The Chinese communist regime announced on July 30 that it would stop issuing private passports to Chinese citizens indefinitely while repeatedly stressing it was an anti-pandemic measure. However, outside of China many have queried what the real motive might be in restricting people’s mobility.
On Wednesday, Liu Haitao, director of Border Inspection Management of the Chinese regime’s Immigration Administration, said at a Chinese State Council press conference, “China will strengthen entry and exit management at ports and borders, strictly prevent the import of epidemics, and strengthen various measures.”
One of the measures was to “strictly restrict the cross-border movement of non-emergency and non-essential people.”
Liu said, “The Immigration Administration will temporarily not issue private passports and other entry and exit permits for non-essential and non-emergency exit reasons.”
However, the regime did not specify when the issuing of private passports would resume.
Some Chinese citizens claimed that the strict control of passports actually started several months before the official announcement was made and had already been affecting the lives of citizens.
As early as April, a mainland citizen posted on popular Chinese website “Douban” that he needed to update his passport to handle overseas business for foreign clients, but was rejected.
According to Radio Free Asia (RFA), the suspension is a blanket ban, as there’s no specification of how to define essential and emergency or non-essential and non-emergency, and that passport applications based on various reasons have all been denied.
Overseas Chinese citizens passport renewal has been denied as well, such as at the Chinese consulate in Los Angeles.

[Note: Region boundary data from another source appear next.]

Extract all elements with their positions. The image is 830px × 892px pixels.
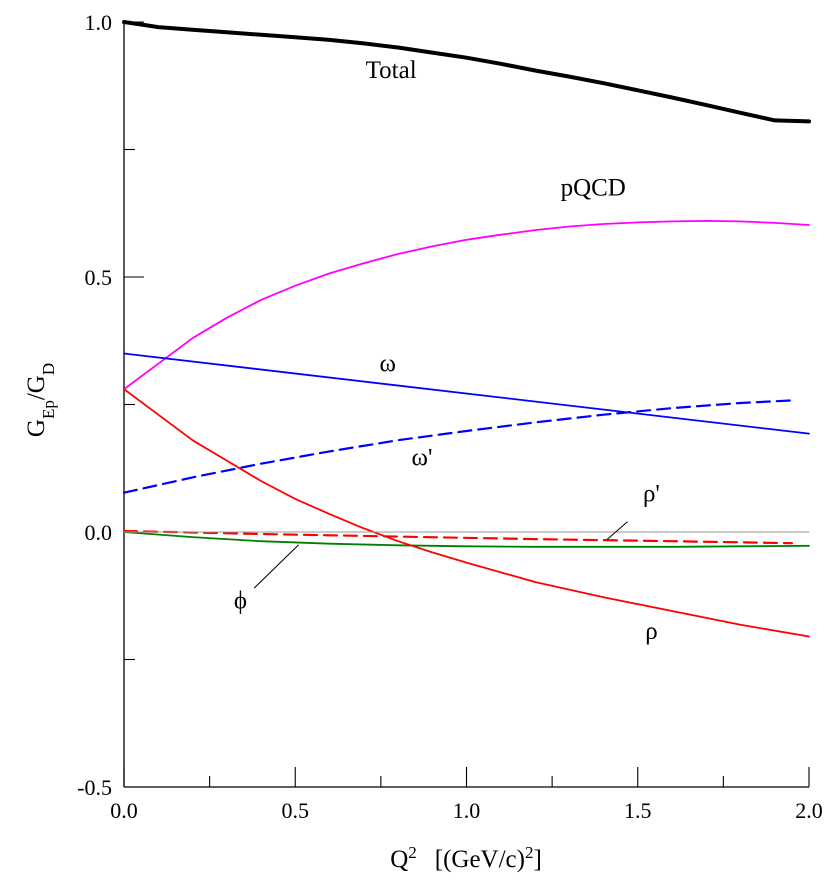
y-axis-title-main: G <box>23 419 50 437</box>
x-tick-label: 1.5 <box>624 798 652 823</box>
rho-prime-leader-line <box>606 521 628 541</box>
x-tick-label: 0.0 <box>110 798 138 823</box>
x-axis-title: Q2 [(GeV/c)2] <box>390 843 542 874</box>
series-line-solid <box>123 352 810 435</box>
series-line-solid <box>123 388 810 638</box>
plot-area: 0.0 0.5 1.0 1.5 2.0-0.50.00.51.0TotalpQCDωω'… <box>77 10 823 823</box>
y-tick-label: -0.5 <box>77 775 112 800</box>
series-line-dashed <box>122 529 794 545</box>
y-axis-title-mid: /G <box>23 375 50 400</box>
curve-label: ρ' <box>643 480 660 507</box>
curve-label: ω <box>379 350 395 377</box>
y-axis-title-sub2: D <box>39 363 58 375</box>
series-line-dashed <box>122 399 794 494</box>
x-axis-title-unit: [(GeV/c) <box>435 846 525 873</box>
curve-label: Total <box>366 57 417 84</box>
x-tick-label: 1.0 <box>453 798 481 823</box>
y-axis-title: GEp/GD <box>23 363 58 437</box>
series-line-solid <box>123 531 810 548</box>
series-line-pqcd <box>123 219 810 391</box>
y-tick-label: 0.5 <box>85 265 113 290</box>
curve-label: ϕ <box>234 588 247 615</box>
curve-label: pQCD <box>561 174 626 201</box>
curve-label: ω' <box>411 445 432 472</box>
x-axis-title-sup1: 2 <box>408 843 417 862</box>
series-line-total <box>122 20 811 124</box>
x-tick-label: 2.0 <box>795 798 823 823</box>
y-tick-label: 1.0 <box>85 10 113 35</box>
phi-leader-line <box>253 544 300 589</box>
x-tick-label: 0.5 <box>282 798 310 823</box>
curve-label: ρ <box>645 618 657 645</box>
y-axis-title-sub1: Ep <box>39 400 58 419</box>
x-axis-title-main: Q <box>390 846 408 873</box>
x-axis-title-close: ] <box>533 846 541 873</box>
y-tick-label: 0.0 <box>85 520 113 545</box>
x-axis-title-sup2: 2 <box>525 843 534 862</box>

Some analysts believe that pandemic prevention is only an excuse and the regime is using this to further tighten its control of Chinese people.
Chinese current affairs commentator Fang Yuan told RFA that the suspension of non-emergency entry and exit documents may have something to do with the pandemic, but it is not the main reason. He believes that the regime sees it as a necessary means for control to concentrate resources to deal with the trade war against the United States.
Teng Biao, a legal scholar in the United States, said that the action of the Chinese regime’s Immigration Bureau violates China’s own law that protects the basic rights of citizens, including obtaining a passport and being able to travel.
Teng believes that pandemic prevention is only an excuse for the government to strengthen control of people’s movement and prevent the import of Western ideologies affecting Chinese people.
The Wall Street Journal reported in June, that the Chinese regime had internally decided to extend cross border restrictions for another year for the purpose of avoiding any possible interruptions to the Beijing Winter Olympics and the Chinese Communist Party’s 20th national congress in 2022.